People always say actions speak louder than words. A lot of people know about the problem of animal cruelty in Hong Kong because it's always on the news and social media. But not a lot of people actually do something to help the animals. It was time for that to change, and the first step was finding a way that I could help.

I first learned about Hong Kong Homeless Dog Shelter on the news. I visited the shelter at Easter and I was really impressed by what they have done for the dogs. You'd think it would be a complete mess with more than 200 dogs and only a few volunteers. But to my surprise, the shelter was very organised and neat. The dogs were all well trained and listened to the workers' instructions. They were in different rooms and the entire place was clean and hygienic.

But the shelter isn't very well known in Hong Kong and they run on a limited budget. So I decided to do something to support them. When my school gave me the chance to start a project of my own, I decided to raise funds for the shelter.

I thought fundraising was a practical way to help the shelter and I could also learn a lot from organising an event. Since Hong Kong has such an active community I thought a race would be a popular choice. I also really liked the idea since dogs could be a part of it, and so, Race for Strays was born.

Natalie Chak with parents Alan Chak and Olivia Law before the race.

I set a very challenging goal for myself. I had basically no experience in organising a public event and I didn't have much time to put everything together. Organising it all was definitely stressful. There were times where I thought the event was either not going to happen or be a complete mess. And sometimes it was. We not only had to find a venue, but also needed to design a website and get sponsors.

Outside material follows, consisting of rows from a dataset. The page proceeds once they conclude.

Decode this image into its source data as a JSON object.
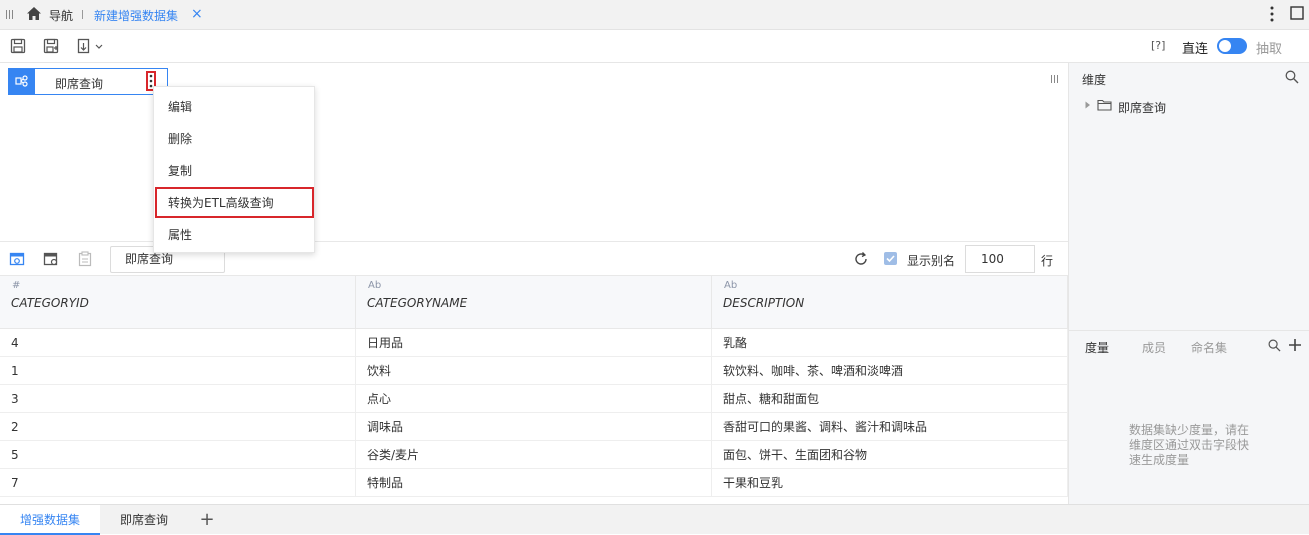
{
  "topbar": {
    "nav_label": "导航",
    "active_tab_label": "新建增强数据集",
    "close_symbol": "×"
  },
  "toolbar": {
    "help_label": "[?]",
    "direct_label": "直连",
    "extract_label": "抽取",
    "accent_color": "#3685f2"
  },
  "canvas": {
    "node_label": "即席查询"
  },
  "context_menu": {
    "items": [
      "编辑",
      "删除",
      "复制",
      "转换为ETL高级查询",
      "属性"
    ],
    "highlight_color": "#d8262b"
  },
  "preview": {
    "query_tab_label": "即席查询",
    "show_alias_label": "显示别名",
    "show_alias_checked": true,
    "rows_value": "100",
    "rows_unit": "行"
  },
  "table": {
    "columns": [
      {
        "type_symbol": "#",
        "label": "CATEGORYID"
      },
      {
        "type_symbol": "Ab",
        "label": "CATEGORYNAME"
      },
      {
        "type_symbol": "Ab",
        "label": "DESCRIPTION"
      }
    ],
    "rows": [
      [
        "4",
        "日用品",
        "乳酪"
      ],
      [
        "1",
        "饮料",
        "软饮料、咖啡、茶、啤酒和淡啤酒"
      ],
      [
        "3",
        "点心",
        "甜点、糖和甜面包"
      ],
      [
        "2",
        "调味品",
        "香甜可口的果酱、调料、酱汁和调味品"
      ],
      [
        "5",
        "谷类/麦片",
        "面包、饼干、生面团和谷物"
      ],
      [
        "7",
        "特制品",
        "干果和豆乳"
      ]
    ]
  },
  "right_panel": {
    "dimension_title": "维度",
    "tree_item": "即席查询",
    "measure_tabs": [
      "度量",
      "成员",
      "命名集"
    ],
    "empty_message": "数据集缺少度量，请在维度区通过双击字段快速生成度量"
  },
  "bottom_tabs": {
    "tabs": [
      "增强数据集",
      "即席查询"
    ],
    "add_symbol": "+"
  }
}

And getting those sponsors was the hardest part. I don't think I've ever sent so many emails in such a short period of time. And I was checking my emails as often as anyone else might check Facebook.

There were also a lot of rejections from sponsors. I knew that would happen, so I just kept trying and approaching different companies. I managed to get some advice from experienced organisers of charity events, and recruited friends to help me look for sponsors and design graphics for the event.

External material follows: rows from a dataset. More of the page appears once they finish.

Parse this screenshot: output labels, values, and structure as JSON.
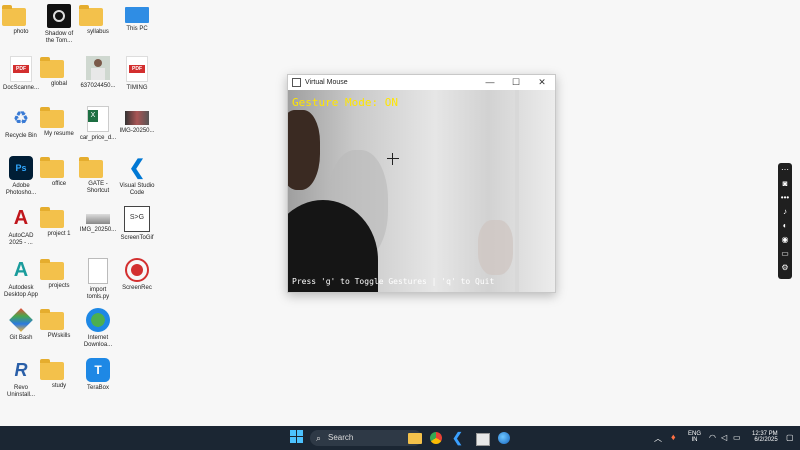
{
  "desktop": {
    "icons": [
      {
        "label": "photo",
        "type": "folder"
      },
      {
        "label": "Shadow of the Tom...",
        "type": "app"
      },
      {
        "label": "syllabus",
        "type": "folder"
      },
      {
        "label": "This PC",
        "type": "app"
      },
      {
        "label": "DocScanne...",
        "type": "pdf"
      },
      {
        "label": "global",
        "type": "folder"
      },
      {
        "label": "637024450...",
        "type": "image"
      },
      {
        "label": "TIMING",
        "type": "pdf"
      },
      {
        "label": "Recycle Bin",
        "type": "app"
      },
      {
        "label": "My resume",
        "type": "folder"
      },
      {
        "label": "car_price_d...",
        "type": "excel"
      },
      {
        "label": "IMG-20250...",
        "type": "image"
      },
      {
        "label": "Adobe Photosho...",
        "type": "app"
      },
      {
        "label": "office",
        "type": "folder"
      },
      {
        "label": "GATE - Shortcut",
        "type": "folder"
      },
      {
        "label": "Visual Studio Code",
        "type": "app"
      },
      {
        "label": "AutoCAD 2025 - ...",
        "type": "app"
      },
      {
        "label": "project 1",
        "type": "folder"
      },
      {
        "label": "IMG_20250...",
        "type": "image"
      },
      {
        "label": "ScreenToGif",
        "type": "app"
      },
      {
        "label": "Autodesk Desktop App",
        "type": "app"
      },
      {
        "label": "projects",
        "type": "folder"
      },
      {
        "label": "import tomls.py",
        "type": "file"
      },
      {
        "label": "ScreenRec",
        "type": "app"
      },
      {
        "label": "Git Bash",
        "type": "app"
      },
      {
        "label": "PWskills",
        "type": "folder"
      },
      {
        "label": "Internet Downloa...",
        "type": "app"
      },
      {
        "label": "Revo Uninstall...",
        "type": "app"
      },
      {
        "label": "study",
        "type": "folder"
      },
      {
        "label": "TeraBox",
        "type": "app"
      }
    ]
  },
  "window": {
    "title": "Virtual Mouse",
    "minimize": "—",
    "maximize": "☐",
    "close": "✕",
    "overlay_title": "Gesture Mode: ON",
    "overlay_help": "Press 'g' to Toggle Gestures | 'q' to Quit"
  },
  "taskbar": {
    "search_placeholder": "Search",
    "language": "ENG",
    "region": "IN",
    "time": "12:37 PM",
    "date": "6/2/2025"
  },
  "colors": {
    "overlay_title": "#ffe600",
    "taskbar": "#1b2633"
  }
}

We ended up with four sponsors who offered treats for both our human and canine participants - Lola's Ice Pops, K-Roll, Naturalis and Three Dog Bakery.

When it came down to publicity, the internet and social media really helped. People shared the event on Facebook which helped us get participants. Even people I didn't know helped share and spread the word.

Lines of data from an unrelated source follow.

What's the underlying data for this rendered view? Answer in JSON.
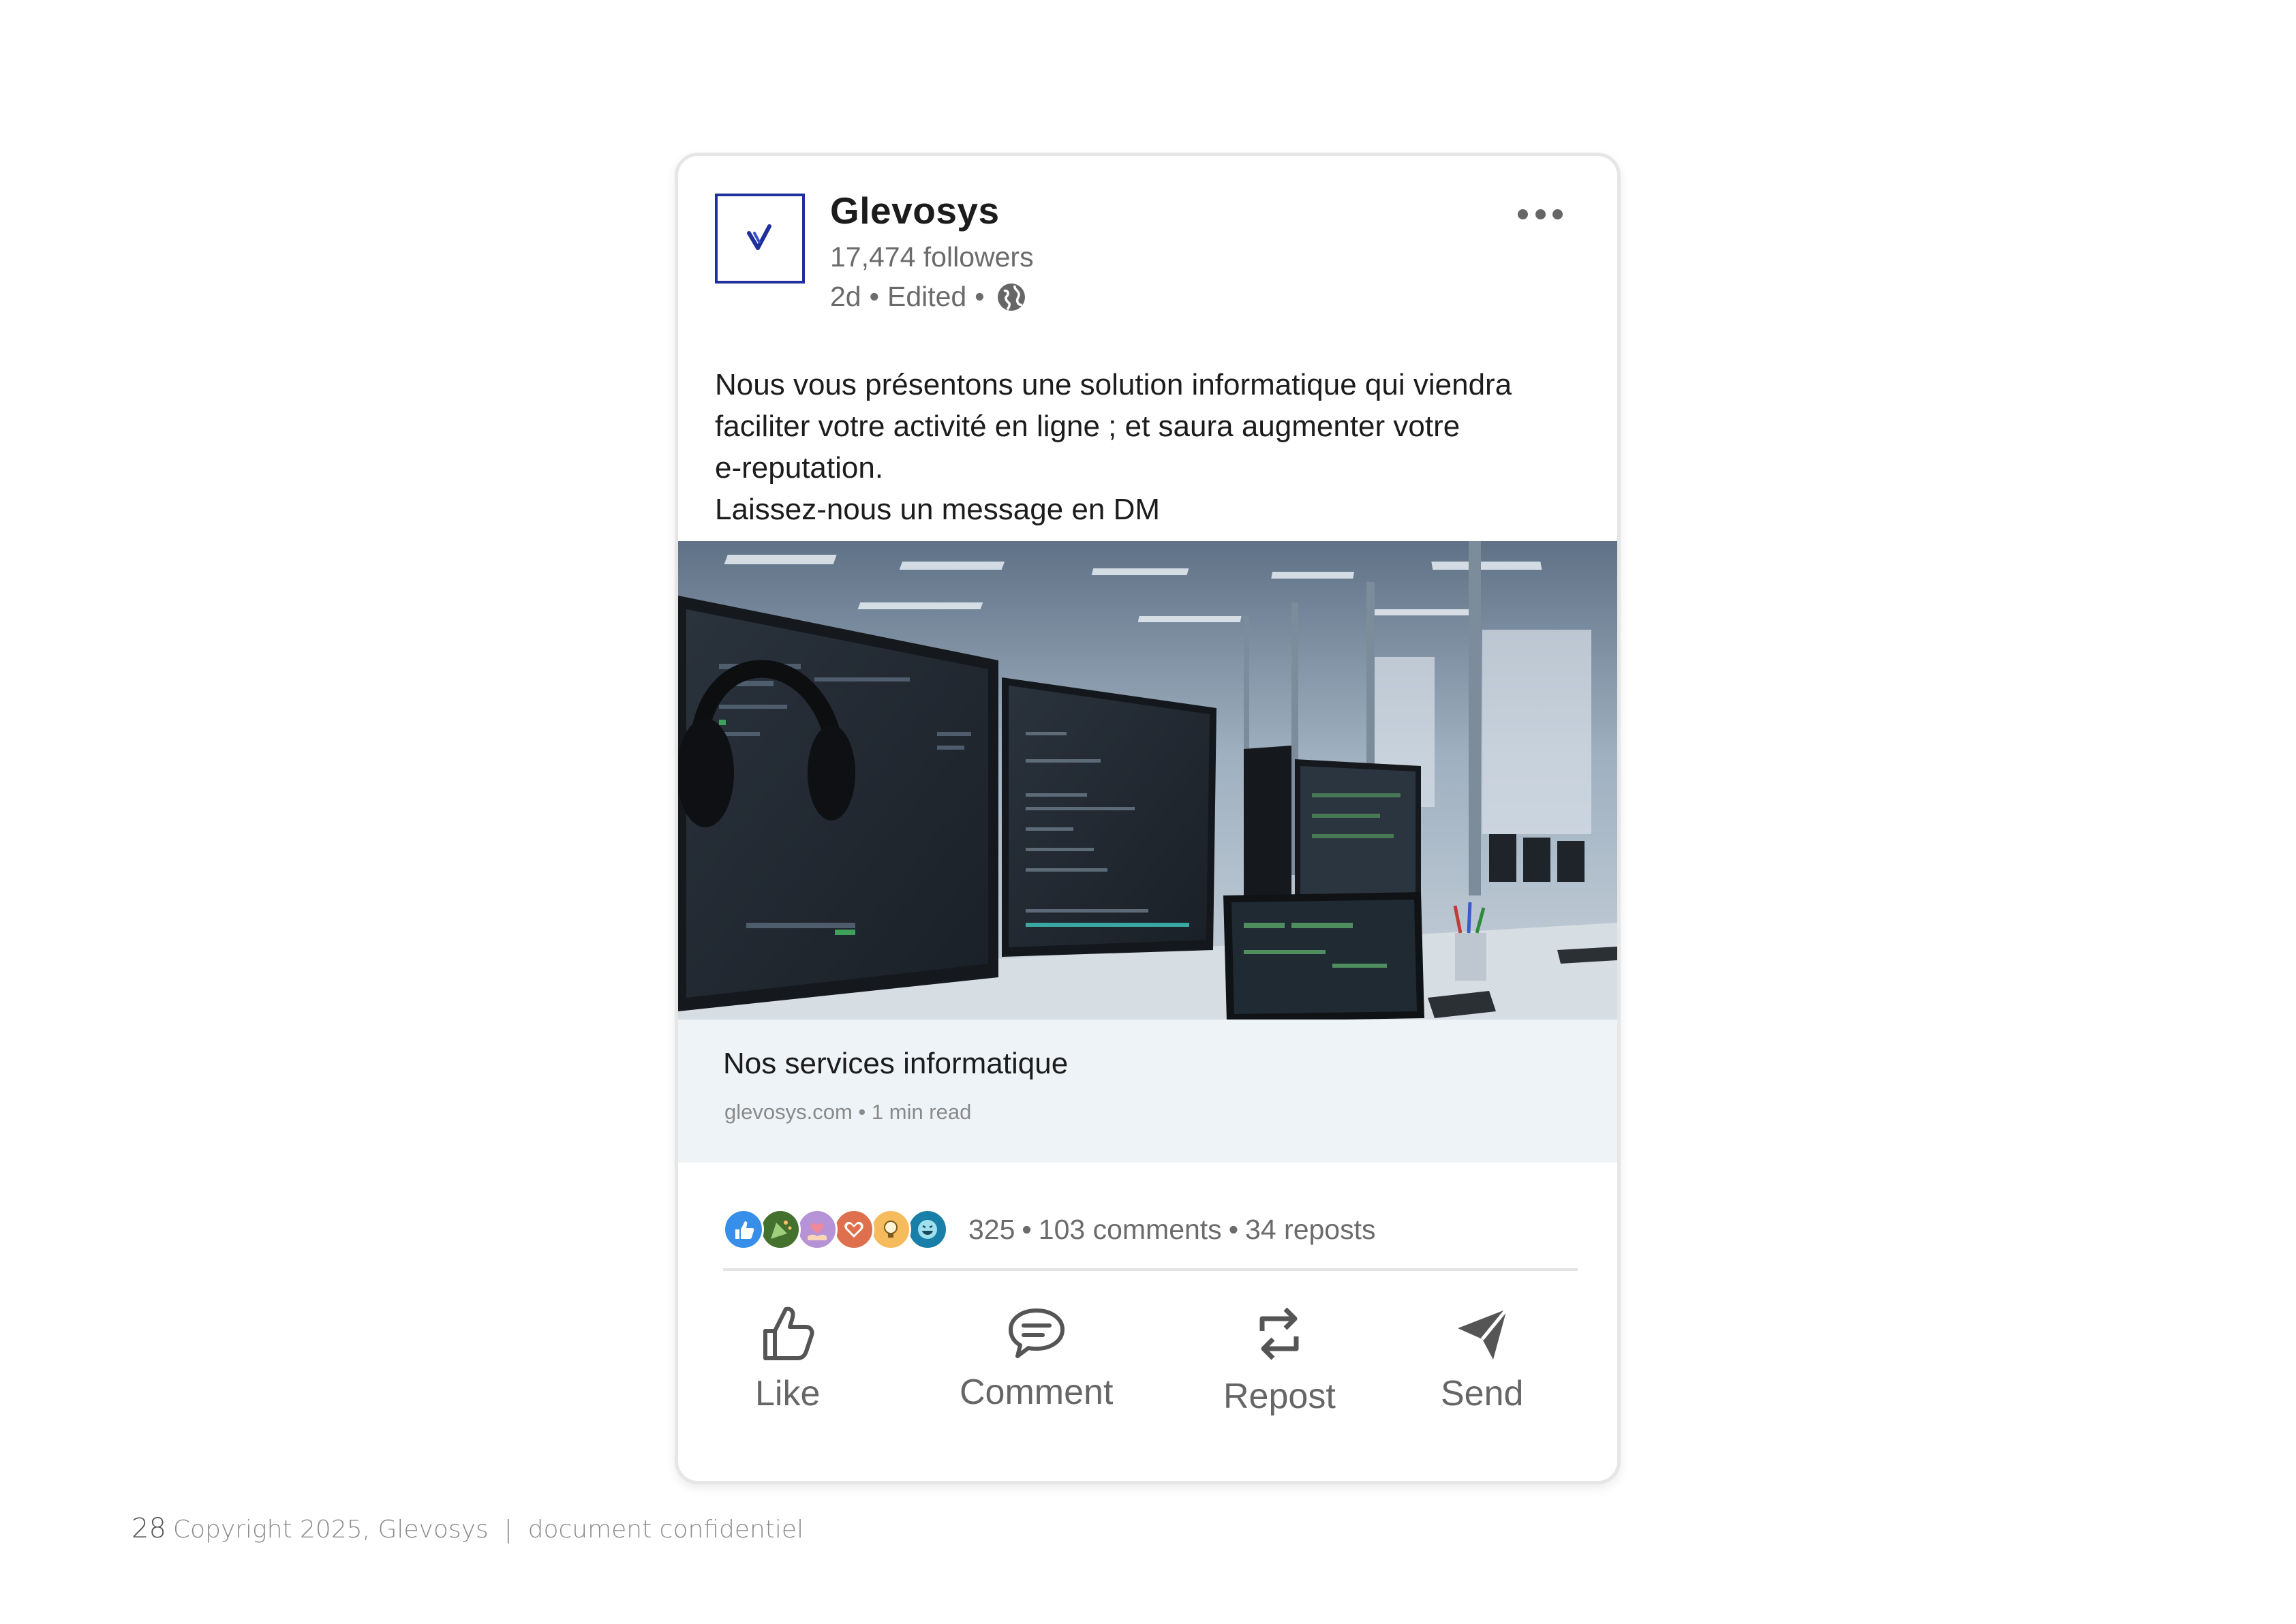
{
  "post": {
    "author": {
      "name": "Glevosys",
      "followers": "17,474 followers",
      "time": "2d",
      "edited": "Edited",
      "visibility_icon": "globe-icon"
    },
    "menu_icon": "more-options-icon",
    "text_lines": [
      "Nous vous présentons une solution informatique qui viendra",
      "faciliter votre activité en ligne ; et saura augmenter votre",
      "e-reputation.",
      "Laissez-nous un message en DM"
    ],
    "image": {
      "subject": "office-workstations-with-monitors"
    },
    "link_preview": {
      "title": "Nos services informatique",
      "domain": "glevosys.com",
      "read_time": "1 min read"
    },
    "reactions": {
      "icons": [
        "like-icon",
        "celebrate-icon",
        "support-icon",
        "love-icon",
        "insightful-icon",
        "funny-icon"
      ],
      "count": "325",
      "comments": "103 comments",
      "reposts": "34 reposts"
    },
    "actions": [
      {
        "label": "Like",
        "icon": "thumbs-up-icon"
      },
      {
        "label": "Comment",
        "icon": "comment-icon"
      },
      {
        "label": "Repost",
        "icon": "repost-icon"
      },
      {
        "label": "Send",
        "icon": "send-icon"
      }
    ]
  },
  "footer": {
    "page_number": "28",
    "text": "Copyright 2025, Glevosys  |  document confidentiel"
  },
  "colors": {
    "brand": "#1f2f9c",
    "preview_bg": "#eef3f8",
    "muted_text": "#6b6b6b"
  }
}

The goal was to raise more than HK$10,000, with all the money going to Hong Kong Homeless Dog Shelter. Up until the final moment, I was still worried about different problems or disasters that could happen on the day of the event.

But I didn't need to worry. On November 7, 85 people came to race. Many of them brought their dogs, and everyone had a wonderful time running - whether on two legs or four.

We also successfully raised HK$21,800 - more than double our original goal.

So while the process may have been more of a challenge than I had bargained for, it was all worth it in the end, with smiles and wagging tails all around.